Christmas Sighs and Christmas Joys

Well, I was disappointed by I Want a Dog for Christmas, Charlie Brown last night.

Lucy and Linus' little brother, Rerun, wants a dog. That's the storyline in what should have been a short, funny little story. Instead they stuck it into an hour timeslot; even without the commercials it probably ran 42 minutes and the story was stretched out to the limit. The animation was very crisp and nice, Rerun got off one really good line ("They were having a contest about crabby older sisters at school. I won!"), and there was one funny visual sequence with Snoopy collecting the musical notes that "poured" from Schroeder's piano; they tumbled into a wastebasket, then Snoopy used them to decorate a musical Christmas tree.
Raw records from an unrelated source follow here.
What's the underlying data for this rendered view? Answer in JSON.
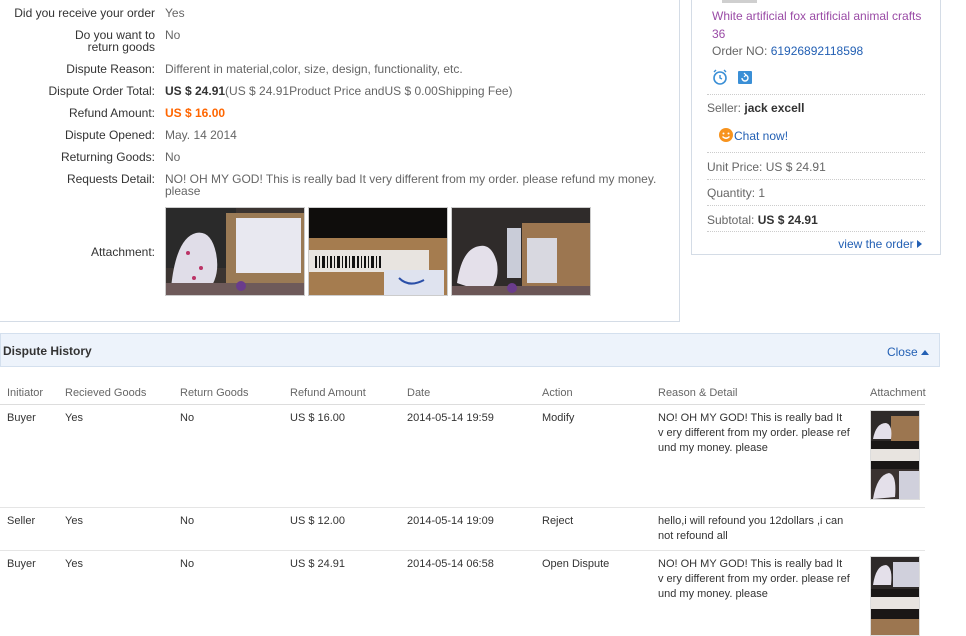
{
  "detail": {
    "received_label": "Did you receive your order",
    "received_value": "Yes",
    "return_label": "Do you want to return goods",
    "return_value": "No",
    "reason_label": "Dispute Reason:",
    "reason_value": "Different in material,color, size, design, functionality, etc.",
    "total_label": "Dispute Order Total:",
    "total_amount": "US $ 24.91",
    "total_breakdown": "(US $ 24.91Product Price andUS $ 0.00Shipping Fee)",
    "refund_label": "Refund Amount:",
    "refund_value": "US $ 16.00",
    "opened_label": "Dispute Opened:",
    "opened_value": "May. 14 2014",
    "returning_label": "Returning Goods:",
    "returning_value": "No",
    "requests_label": "Requests Detail:",
    "requests_value": "NO! OH MY GOD! This is really bad It very different from my order. please refund my money. please",
    "attachment_label": "Attachment:"
  },
  "order": {
    "product_title": "White artificial fox artificial animal crafts 36",
    "order_no_label": "Order NO:",
    "order_no": "61926892118598",
    "seller_label": "Seller:",
    "seller_name": "jack excell",
    "chat_label": "Chat now!",
    "unit_price_label": "Unit Price:",
    "unit_price": "US $ 24.91",
    "quantity_label": "Quantity:",
    "quantity": "1",
    "subtotal_label": "Subtotal:",
    "subtotal": "US $ 24.91",
    "view_order": "view the order"
  },
  "history": {
    "title": "Dispute History",
    "close_label": "Close",
    "columns": [
      "Initiator",
      "Recieved Goods",
      "Return Goods",
      "Refund Amount",
      "Date",
      "Action",
      "Reason & Detail",
      "Attachment"
    ],
    "rows": [
      {
        "initiator": "Buyer",
        "received": "Yes",
        "return": "No",
        "refund": "US $ 16.00",
        "date": "2014-05-14 19:59",
        "action": "Modify",
        "reason": "NO! OH MY GOD! This is really bad It v ery different from my order. please ref und my money. please"
      },
      {
        "initiator": "Seller",
        "received": "Yes",
        "return": "No",
        "refund": "US $ 12.00",
        "date": "2014-05-14 19:09",
        "action": "Reject",
        "reason": "hello,i will refound you 12dollars ,i can not refound all"
      },
      {
        "initiator": "Buyer",
        "received": "Yes",
        "return": "No",
        "refund": "US $ 24.91",
        "date": "2014-05-14 06:58",
        "action": "Open Dispute",
        "reason": "NO! OH MY GOD! This is really bad It v ery different from my order. please ref und my money. please"
      }
    ]
  },
  "icons": {
    "alarm": "alarm-clock-icon",
    "refresh": "refresh-icon",
    "chat": "smiley-chat-icon",
    "caret_right": "caret-right-icon",
    "caret_up": "caret-up-icon"
  },
  "colors": {
    "link": "#2360b4",
    "refund": "#ff6600",
    "product_title": "#9a4ba6",
    "header_bg": "#edf3fb"
  }
}
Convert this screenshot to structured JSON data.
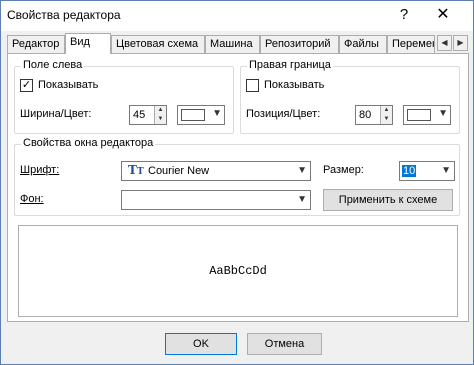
{
  "window": {
    "title": "Свойства редактора",
    "help_glyph": "?",
    "close_glyph": "✕"
  },
  "tabs": [
    {
      "label": "Редактор",
      "active": false
    },
    {
      "label": "Вид",
      "active": true
    },
    {
      "label": "Цветовая схема",
      "active": false
    },
    {
      "label": "Машина",
      "active": false
    },
    {
      "label": "Репозиторий",
      "active": false
    },
    {
      "label": "Файлы",
      "active": false
    },
    {
      "label": "Перемен",
      "active": false
    }
  ],
  "tab_scroll": {
    "left": "◀",
    "right": "▶"
  },
  "left_margin": {
    "title": "Поле слева",
    "show_label": "Показывать",
    "show_checked": true,
    "check_glyph": "✓",
    "width_label": "Ширина/Цвет:",
    "width_value": "45",
    "color": "#ffffff"
  },
  "right_margin": {
    "title": "Правая граница",
    "show_label": "Показывать",
    "show_checked": false,
    "check_glyph": "",
    "position_label": "Позиция/Цвет:",
    "position_value": "80",
    "color": "#ffffff"
  },
  "editor_window": {
    "title": "Свойства окна редактора",
    "font_label": "Шрифт:",
    "font_value": "Courier New",
    "font_icon": "TrueType",
    "size_label": "Размер:",
    "size_value": "10",
    "background_label": "Фон:",
    "background_value": "",
    "apply_scheme_label": "Применить к схеме"
  },
  "spin_arrows": {
    "up": "▲",
    "down": "▼"
  },
  "dropdown_glyph": "▼",
  "preview": {
    "sample_text": "AaBbCcDd"
  },
  "footer": {
    "ok_label": "OK",
    "cancel_label": "Отмена"
  }
}
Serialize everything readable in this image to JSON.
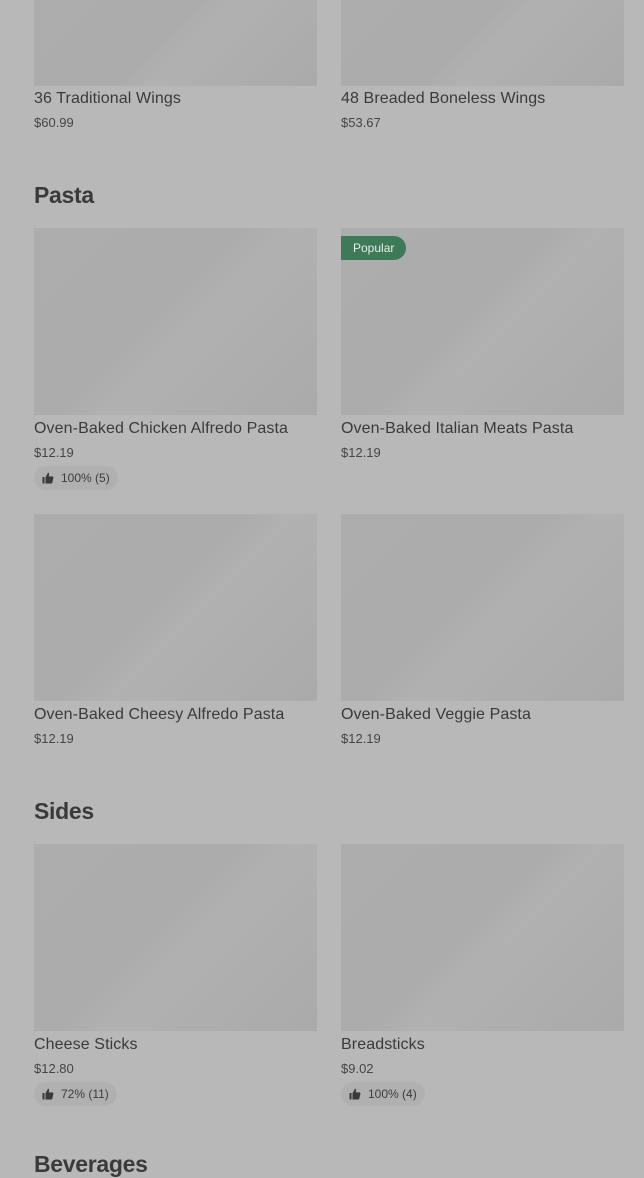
{
  "sections": {
    "wings_items": [
      {
        "name": "36 Traditional Wings",
        "price": "$60.99"
      },
      {
        "name": "48 Breaded Boneless Wings",
        "price": "$53.67"
      }
    ],
    "pasta": {
      "title": "Pasta",
      "badge": "Popular",
      "items": [
        {
          "name": "Oven-Baked Chicken Alfredo Pasta",
          "price": "$12.19",
          "rating": "100% (5)"
        },
        {
          "name": "Oven-Baked Italian Meats Pasta",
          "price": "$12.19"
        },
        {
          "name": "Oven-Baked Cheesy Alfredo Pasta",
          "price": "$12.19"
        },
        {
          "name": "Oven-Baked Veggie Pasta",
          "price": "$12.19"
        }
      ]
    },
    "sides": {
      "title": "Sides",
      "items": [
        {
          "name": "Cheese Sticks",
          "price": "$12.80",
          "rating": "72% (11)"
        },
        {
          "name": "Breadsticks",
          "price": "$9.02",
          "rating": "100% (4)"
        }
      ]
    },
    "beverages": {
      "title": "Beverages"
    }
  },
  "icons": {
    "rating": "thumbs-up-icon"
  },
  "colors": {
    "overlay_background": "#b8b8b8",
    "popular_badge": "#3f7a58"
  }
}
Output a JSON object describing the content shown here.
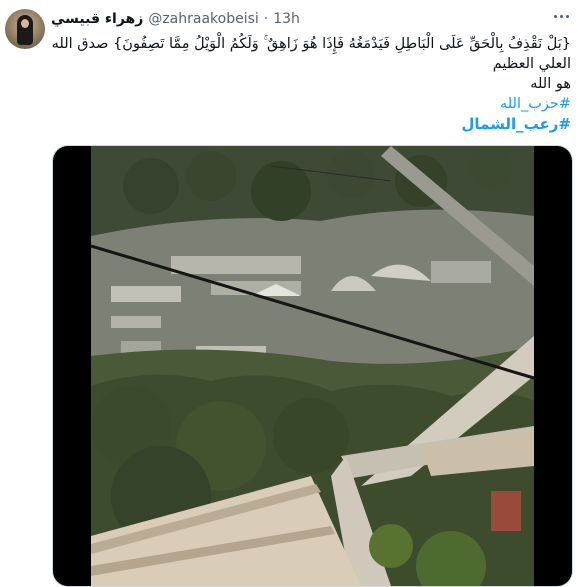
{
  "tweet": {
    "display_name": "زهراء قبيسي",
    "handle": "@zahraakobeisi",
    "separator": "·",
    "time": "13h",
    "text_line1": "{بَلْ نَقْذِفُ بِالْحَقِّ عَلَى الْبَاطِلِ فَيَدْمَغُهُ فَإِذَا هُوَ زَاهِقٌ ۚ وَلَكُمُ الْوَيْلُ مِمَّا تَصِفُونَ} صدق الله العلي العظيم",
    "text_line2": "هو الله",
    "hashtags": [
      "#حزب_الله",
      "#رعب_الشمال"
    ]
  },
  "icons": {
    "more": "more-horizontal-icon"
  },
  "colors": {
    "link": "#1d9bf0",
    "text": "#0f1419",
    "secondary": "#536471"
  }
}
Aside from the story being overlong, the kids' voices sounded too old in many instances, especially Lucy. One of the charms of the original stories was that they used real children's voices; most of these voices sounded like teenagers. (I'll probably find out they were all 9- and 10-year-olds; maybe it's just all those hormones in the milk and in chicken--they sure didn't sound like little kids to me.) The story meandered too much, and in one really absurd scene, Lucy was so out of character that it was sad: seeing that Snoopy's brother Spike is thin from his trip from Arizona, she volunteers to nurse him (you even see her in a nurse's uniform). While Lucy's softer side has come out occasionally--she collects candy for Linus and then takes him home from the pumpkin patch in It's the Great Pumpkin, for example--I can't see her nursing a stranger, especially a dog!

Sorry, this won't be on my annual list any time soon.

On the other hand, I can watch my old Ask the Manager Christmas tapes and still get a laugh at the verbal banter between Dana and Joe and later Dana and Dan. The programming is long gone--indeed TV38 in Boston has been "Borg-ized" into just another UPN station--but the absurd antics of these guys still bring the chuckles--and the occasional tear.